🐾 Happy Reading 🐾
Tiga hari berlalu, sejak Lizza memaksa membuka matanya untuk mengabulkan rasa penasarannya melihat kondisi Farel, Lizza sudah bisa melihat dengan normal kembali. Ia juga sudah diperbolehkan pulang oleh dokter. Namun, Lizza harus tetap berobat jalan agar matanya bisa pulih 100%. Lizza harus memakai kaca mata dulu sekarang agar matanya terlindungi.
"Hey, Za. Kamu udah sembuh?" tanya Sanni menghampiri Lizza.
"Ya.. begini lah" sahut Lizza cuek dan membenarkan kaca matanya.
"Ngomong-ngomong kamu kok gak jenguk aku sih, San?" tambahnya.
Sanni hanya tersenyum malu. Sebenarnya ia sangat merasa bersalah karena tak menjenguk sahabatnya itu.
"Terus si Farel udah baikan belum?" Sanni duduk di kursi samping Lizza. Sengaja ia mengalihkan pembicaraan agar Lizza tidak sakit hati mendengar penjelasannya.
"Dia masih koma, San!" jawab Lizza pelan.
"Kasihan banget dia, Za. Aku jadi ingin melihatnya."
"Ya udah, bareng sama aku aja. Nanti udah abis pelajaran, aku bakal langsung ke rumah sakit." timpal Lizza.
Jam pelajaran pun berlangsung dengan tenang. Semua murid fokus dengan kata-kata yang dikeluarkan oleh Pak Rudi, guru pelajaran matematika yang terkenal dengan keganasan saat emosinya meluap. Bahkan oleh sebagian murid, guru ini sering disebut Bapak Nil karena jika ia marah, ia akan seperti kudanil yang terganggung. Amukannya tidak terkendali.
Semua murid tetap fokus memerhatikan. Namun, tidak dengan Lizza. Ia sesekali menoleh ke belakang. Ia terus memandangi bangku kosong itu. Bayangan itu mulai terbesir di kepalanya. Sungguh sangat pahit dan menyedihkan mengingat hal itu. Sesekali bayangan itu tersenyum dan melambaikan tangan.

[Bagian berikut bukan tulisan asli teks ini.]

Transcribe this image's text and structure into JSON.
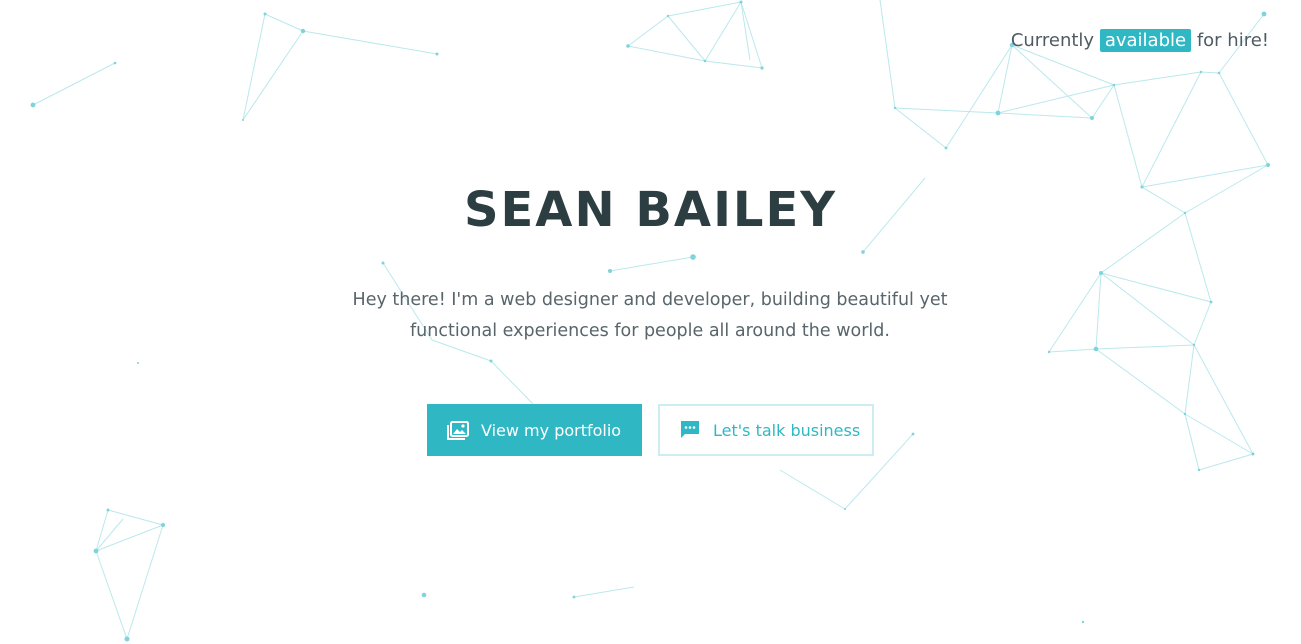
{
  "header": {
    "availability_prefix": "Currently",
    "availability_highlight": "available",
    "availability_suffix": "for hire!"
  },
  "hero": {
    "name": "SEAN BAILEY",
    "intro_line1": "Hey there! I'm a web designer and developer, building beautiful yet",
    "intro_line2": "functional experiences for people all around the world."
  },
  "buttons": {
    "portfolio_label": "View my portfolio",
    "portfolio_icon": "photo-album-icon",
    "contact_label": "Let's talk business",
    "contact_icon": "chat-message-icon"
  },
  "colors": {
    "accent": "#2fb8c4",
    "heading": "#2d3e42",
    "body_text": "#58656b",
    "network_lines": "#a9e3e8"
  }
}
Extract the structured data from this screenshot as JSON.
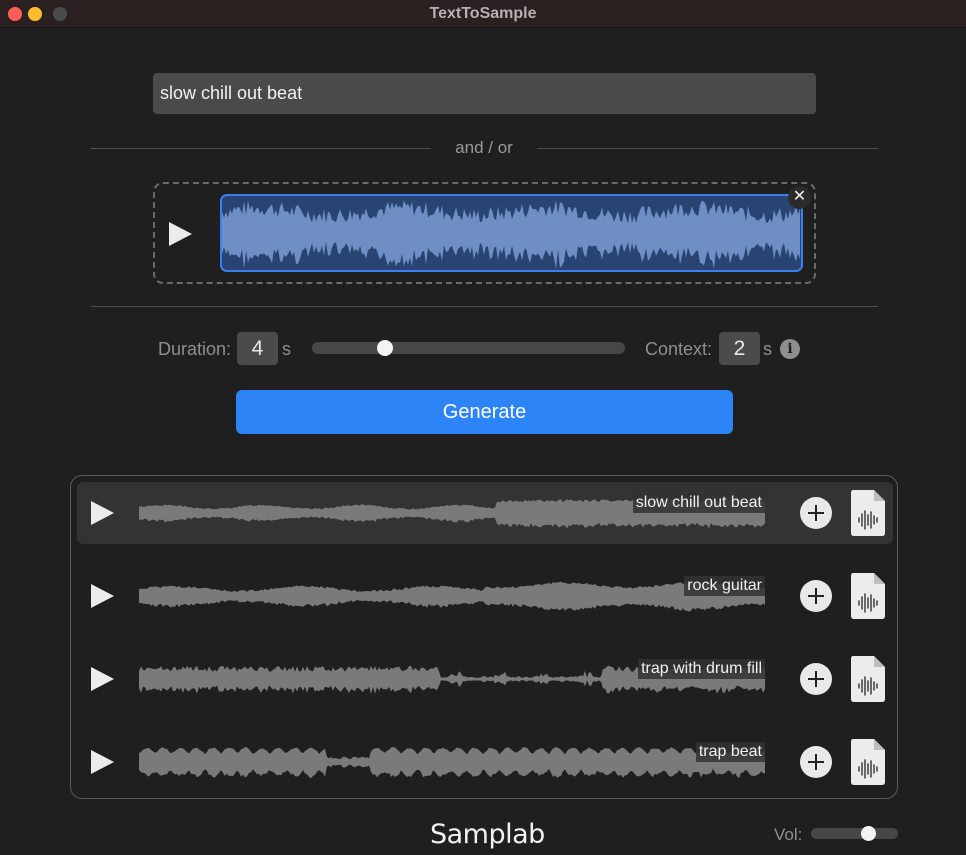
{
  "window": {
    "title": "TextToSample"
  },
  "prompt": {
    "value": "slow chill out beat",
    "placeholder": ""
  },
  "separator_text": "and / or",
  "reference_audio": {
    "loaded": true,
    "waveform_color": "#6f8fc4",
    "accent": "#3d7ef0"
  },
  "params": {
    "duration_label": "Duration:",
    "duration_value": "4",
    "duration_unit": "s",
    "duration_slider": {
      "min": 1,
      "max": 30,
      "value": 4
    },
    "context_label": "Context:",
    "context_value": "2",
    "context_unit": "s"
  },
  "generate": {
    "label": "Generate",
    "color": "#2c84f7"
  },
  "results": [
    {
      "label": "slow chill out beat",
      "selected": true,
      "style": "smooth"
    },
    {
      "label": "rock guitar",
      "selected": false,
      "style": "dense"
    },
    {
      "label": "trap with drum fill",
      "selected": false,
      "style": "spiky"
    },
    {
      "label": "trap beat",
      "selected": false,
      "style": "periodic"
    }
  ],
  "footer": {
    "brand": "Samplab",
    "volume_label": "Vol:",
    "volume": 0.7
  },
  "icons": {
    "play": "play-icon",
    "close": "close-icon",
    "info": "info-icon",
    "add": "plus-icon",
    "file": "audio-file-icon"
  }
}
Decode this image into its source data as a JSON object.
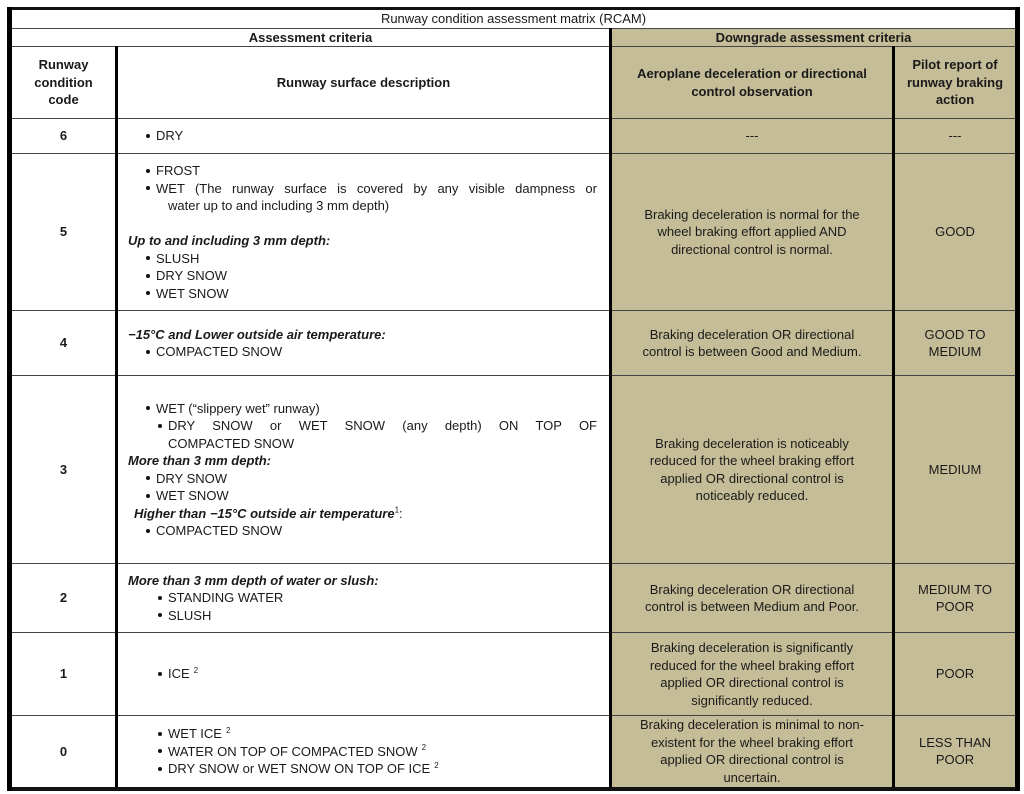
{
  "title": "Runway condition assessment matrix (RCAM)",
  "sections": {
    "assessment": "Assessment criteria",
    "downgrade": "Downgrade assessment criteria"
  },
  "columns": {
    "code": "Runway condition code",
    "description": "Runway surface description",
    "observation": "Aeroplane deceleration or directional control observation",
    "pilot_report": "Pilot report of runway braking action"
  },
  "colors": {
    "downgrade_bg": "#c5bd97",
    "border": "#000000"
  },
  "rows": [
    {
      "code": "6",
      "description": [
        {
          "type": "bullet",
          "text": "DRY"
        }
      ],
      "observation": "---",
      "pilot_report": "---"
    },
    {
      "code": "5",
      "description": [
        {
          "type": "bullet",
          "text": "FROST"
        },
        {
          "type": "bullet",
          "text": "WET (The runway surface is covered by any visible dampness or"
        },
        {
          "type": "cont",
          "text": "water up to and including 3 mm depth)"
        },
        {
          "type": "spacer",
          "text": ""
        },
        {
          "type": "heading",
          "text": "Up to and including 3 mm depth:"
        },
        {
          "type": "bullet",
          "text": "SLUSH"
        },
        {
          "type": "bullet",
          "text": "DRY SNOW"
        },
        {
          "type": "bullet",
          "text": "WET SNOW"
        }
      ],
      "observation": "Braking deceleration is normal for the wheel braking effort applied AND directional control is normal.",
      "pilot_report": "GOOD"
    },
    {
      "code": "4",
      "description": [
        {
          "type": "heading",
          "text": "−15°C and Lower outside air temperature:"
        },
        {
          "type": "bullet",
          "text": "COMPACTED SNOW"
        }
      ],
      "observation": "Braking deceleration OR directional control is between Good and Medium.",
      "pilot_report": "GOOD TO MEDIUM"
    },
    {
      "code": "3",
      "description": [
        {
          "type": "bullet",
          "text": "WET (“slippery wet” runway)"
        },
        {
          "type": "bullet",
          "text": "DRY SNOW or WET SNOW (any depth) ON TOP OF"
        },
        {
          "type": "cont",
          "text": "COMPACTED SNOW"
        },
        {
          "type": "heading",
          "text": "More than 3 mm depth:"
        },
        {
          "type": "bullet",
          "text": "DRY SNOW"
        },
        {
          "type": "bullet",
          "text": "WET SNOW"
        },
        {
          "type": "heading",
          "text": "Higher than −15°C outside air temperature",
          "sup": "1",
          "suffix": ":"
        },
        {
          "type": "bullet",
          "text": "COMPACTED SNOW"
        }
      ],
      "observation": "Braking deceleration is noticeably reduced for the wheel braking effort applied OR directional control is noticeably reduced.",
      "pilot_report": "MEDIUM"
    },
    {
      "code": "2",
      "description": [
        {
          "type": "heading",
          "text": "More than 3 mm depth of water or slush:"
        },
        {
          "type": "bullet",
          "text": "STANDING WATER"
        },
        {
          "type": "bullet",
          "text": "SLUSH"
        }
      ],
      "observation": "Braking deceleration OR directional control is between Medium and Poor.",
      "pilot_report": "MEDIUM TO POOR"
    },
    {
      "code": "1",
      "description": [
        {
          "type": "bullet",
          "text": "ICE",
          "sup": "2"
        }
      ],
      "observation": "Braking deceleration is significantly reduced for the wheel braking effort applied OR directional control is significantly reduced.",
      "pilot_report": "POOR"
    },
    {
      "code": "0",
      "description": [
        {
          "type": "bullet",
          "text": "WET ICE",
          "sup": "2"
        },
        {
          "type": "bullet",
          "text": "WATER ON TOP OF COMPACTED SNOW",
          "sup": "2"
        },
        {
          "type": "bullet",
          "text": "DRY SNOW or WET SNOW ON TOP OF ICE",
          "sup": "2"
        }
      ],
      "observation": "Braking deceleration is minimal to non-existent for the wheel braking effort applied OR directional control is uncertain.",
      "pilot_report": "LESS THAN POOR"
    }
  ]
}
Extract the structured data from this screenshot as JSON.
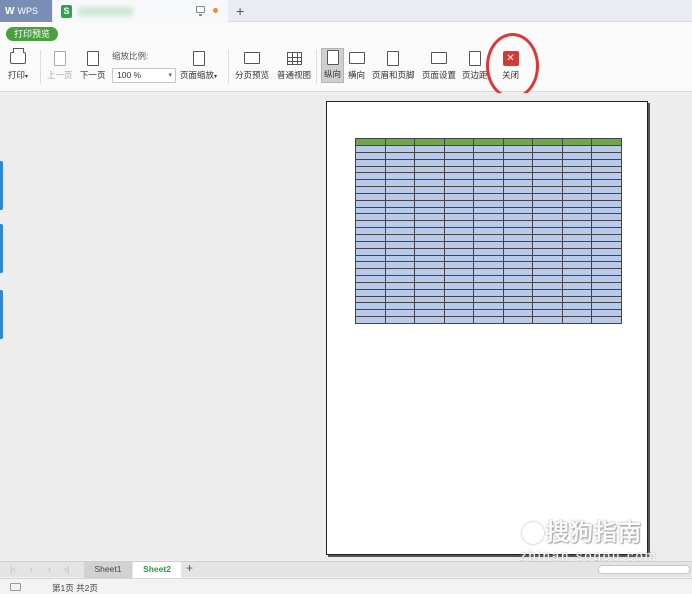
{
  "titlebar": {
    "app_tab_label": "WPS",
    "doc_icon_letter": "S"
  },
  "ribbon": {
    "mode_badge": "打印预览",
    "print_label": "打印",
    "prev_page_label": "上一页",
    "next_page_label": "下一页",
    "zoom_caption": "缩放比例:",
    "zoom_value": "100 %",
    "page_zoom_label": "页面缩放",
    "page_break_preview_label": "分页预览",
    "normal_view_label": "普通视图",
    "portrait_label": "纵向",
    "landscape_label": "横向",
    "header_footer_label": "页眉和页脚",
    "page_setup_label": "页面设置",
    "margins_label": "页边距",
    "close_label": "关闭"
  },
  "preview": {
    "columns": 9,
    "header_color": "#6fa84c",
    "cell_color": "#b8c9ea",
    "body_rows": 26
  },
  "watermark": {
    "text": "搜狗指南",
    "url": "zhinan.sogou.com"
  },
  "sheets": {
    "tabs": [
      "Sheet1",
      "Sheet2"
    ],
    "active": "Sheet2",
    "add_label": "+"
  },
  "status": {
    "page_info": "第1页 共2页"
  },
  "colors": {
    "accent_green": "#4aa03f",
    "close_red": "#d23a3a",
    "highlight_circle": "#e23535"
  }
}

Lizza tidak tahan dengan ini. Air matanya tak terbendungkan lagi. Bayangan itu terus menjauh, terus menjauh dan akhirnya menghilang. Lizza tak ingin seperti ini.
"Ja- jangan pergi, Rel!" batin Lizza. Tubuhnya lemas, kepalanya mulai terasa berat.
"Lizza Manoban," Gebrakan meja itu membuat semua murid melonjak kaget. "kamu 'tak memperhatikan Bapak." Tangan Pak Rudi pun sekarang sudah berada di pinggangnya.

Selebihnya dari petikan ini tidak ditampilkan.